Assessing the cost & cost-effectiveness of next-generation sequencing for the diagnosis of hematological malignancies in children, adolescence & young-adults: A systematic literature review Free

Next-generation sequencing (NGS) is a cumulation of novel diagnostic modalities that can sequence entire parts of a cell in one sample. NGS is quicker and more accurate than standard-of-care (SoC) diagnostic methods, making it beneficial to cancer patients, particularly pediatric cancer, where a timely diagnosis is of the essence to improve survival outcomes, and because acquiring the adequate tissue samples needed for SoC modalities may be difficult, resulting in a compromised diagnosis. However, the integration of NGS into clinical settings has been limited due to the lack of existing data on its costs. We conducted a systematic literature review to measure the average total costs (ATC) and clinical outcomes of applying NGS modalities in comparison to SoC when diagnosing children, adolescents, and young-adults (AYA, 0-40 year) with cancer.

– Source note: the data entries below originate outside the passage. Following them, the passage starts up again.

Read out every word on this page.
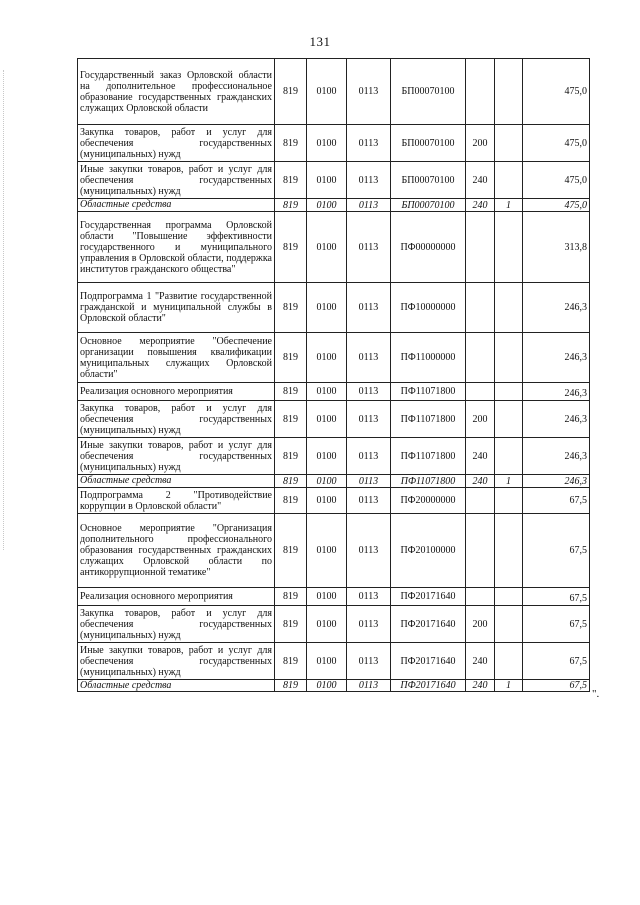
131
Государственный заказ Орловской области на дополнительное профессиональное образование государственных гражданских служащих Орловской области	819	0100	0113	БП00070100			475,0
Закупка товаров, работ и услуг для обеспечения государственных (муниципальных) нужд	819	0100	0113	БП00070100	200		475,0
Иные закупки товаров, работ и услуг для обеспечения государственных (муниципальных) нужд	819	0100	0113	БП00070100	240		475,0
Областные средства	819	0100	0113	БП00070100	240	1	475,0
Государственная программа Орловской области "Повышение эффективности государственного и муниципального управления в Орловской области, поддержка институтов гражданского общества"	819	0100	0113	ПФ00000000			313,8
Подпрограмма 1 "Развитие государственной гражданской и муниципальной службы в Орловской области"	819	0100	0113	ПФ10000000			246,3
Основное мероприятие "Обеспечение организации повышения квалификации муниципальных служащих Орловской области"	819	0100	0113	ПФ11000000			246,3
Реализация основного мероприятия	819	0100	0113	ПФ11071800			246,3

Закупка товаров, работ и услуг для обеспечения государственных (муниципальных) нужд	819	0100	0113	ПФ11071800	200		246,3
Иные закупки товаров, работ и услуг для обеспечения государственных (муниципальных) нужд	819	0100	0113	ПФ11071800	240		246,3
Областные средства	819	0100	0113	ПФ11071800	240	1	246,3
Подпрограмма 2 "Противодействие коррупции в Орловской области"	819	0100	0113	ПФ20000000			67,5
Основное мероприятие "Организация дополнительного профессионального образования государственных гражданских служащих Орловской области по антикоррупционной тематике"	819	0100	0113	ПФ20100000			67,5
Реализация основного мероприятия	819	0100	0113	ПФ20171640			67,5

Закупка товаров, работ и услуг для обеспечения государственных (муниципальных) нужд	819	0100	0113	ПФ20171640	200		67,5
Иные закупки товаров, работ и услуг для обеспечения государственных (муниципальных) нужд	819	0100	0113	ПФ20171640	240		67,5
Областные средства	819	0100	0113	ПФ20171640	240	1	67,5
".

We gathered English-language literature published beyond 2010. Study data had to be primary, focus on patients 0-40 years diagnosed with hematological malignancies via a next-generation sequencing modality, and to have included the ATC of their modality. Studies including older populations or those with other types of cancers were included if data regarding pediatric and AYA age group with hematological malignancies were provided. We gathered studies from MEDLINE, Embase, ResearchGate, and Google Scholar, and they were voted on Covidence. Nine studies were pulled to be reviewed, and we modelled their data on Microsoft Excel, Google Sheets, and RStudio. We modelled ATC per patient and ATC per sample, and we assessed clinically beneficial outcomes by determining the clinical validity, clinical impact, and potentially actionable findings (PAFs) derived from NGS. We also conducted a sensitivity analysis that calculated costs per patient for leukemia diagnoses after a 50% reduction in consumables prices, as well as predicted future costs of NGS for pediatric cancer diagnoses through a linearized exponential decay model.

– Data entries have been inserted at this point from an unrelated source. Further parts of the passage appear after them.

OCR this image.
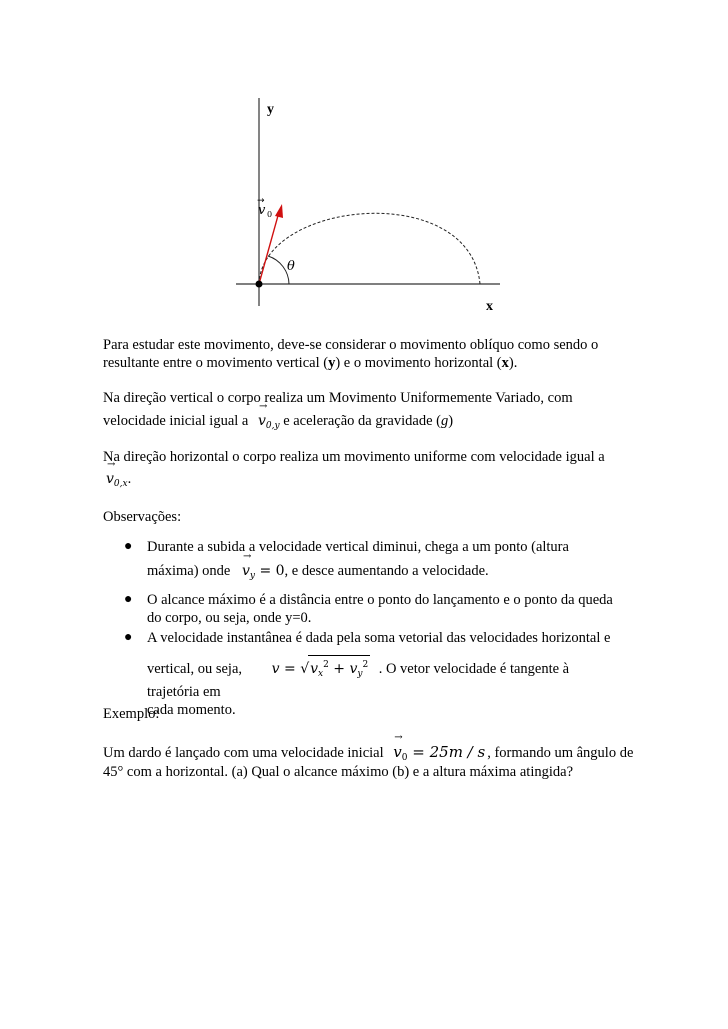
y
x
→
v 0
θ
Para estudar este movimento, deve-se considerar o movimento oblíquo como sendo o
resultante entre o movimento vertical (y) e o movimento horizontal (x).
Na direção vertical o corpo realiza um Movimento Uniformemente Variado, com
velocidade inicial igual $a \to v_{0,y}$ e aceleração da gravidade (g)
Na direção horizontal o corpo realiza um movimento uniforme com velocidade igual a
→ $v_{0,x}$.
Observações:
● Durante a subida a velocidade vertical diminui, chega a um ponto (altura
máxima) onde → $v_y = 0$, e desce aumentando a velocidade.
● O alcance máximo é a distância entre o ponto do lançamento e o ponto da queda
do corpo, ou seja, onde y=0.
● A velocidade instantânea é dada pela soma vetorial das velocidades horizontal e
vertical, ou seja, $v = √v_x^2 + v_y^2$ . O vetor velocidade é tangente à trajetória em
cada momento.
Exemplo:
Um dardo é lançado com uma velocidade inicial → $v_0 = 25m / s$ , formando um ângulo de
45° com a horizontal. (a) Qual o alcance máximo (b) e a altura máxima atingida?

All nine studies report outcomes that were advantageous to patients and their treatments. Our findings show that on average, ATC per patient (across all NGS modalities) are approximately $6890 (in 2023 U.S. dollars), although separating the cost data from hematological versus non-hematological malignancies was not possible. The NGS modality with the lowest ATC per patient was RNA sequencing. Sensitivity analysis showed that ATC per patient for acute leukemia diagnoses can be lower than SoC modalities if the price of consumables decreases by 50%. The linearized exponential decay model constructed from the predictive data by Owens et al. demonstrates that ATC per patient could decrease by 82% from 2020 to 2030 (Adj R2=0.89, F=17.69, p=0.1486), although the high p-value indicates that more observations are needed to produce stronger results.

A small number of studies and variations in reported units of measurement for clinical and cost data are major limitations in this review. Further, studies did not separate cost data for the different types of malignancies, nor for different age groups pediatric and AYA (0-40 year) versus adult (>40 year) patients. This may result in estimates for ATC to be over or underinflated. Although, at present, NGS costs are higher than the SoC methods for cancer diagnoses, available data predicts a reduction of ATC of NGS in the future. This systematic literature review highlights the importance of homogeneity among data collection methods to ensure comparability for future costing analyses.  We recommend the development of uniform reporting guidelines for standardizing units of measurement for cost and clinical outcomes, and the application of different methods (such as the reduction in consumables prices) to reduce average total costs.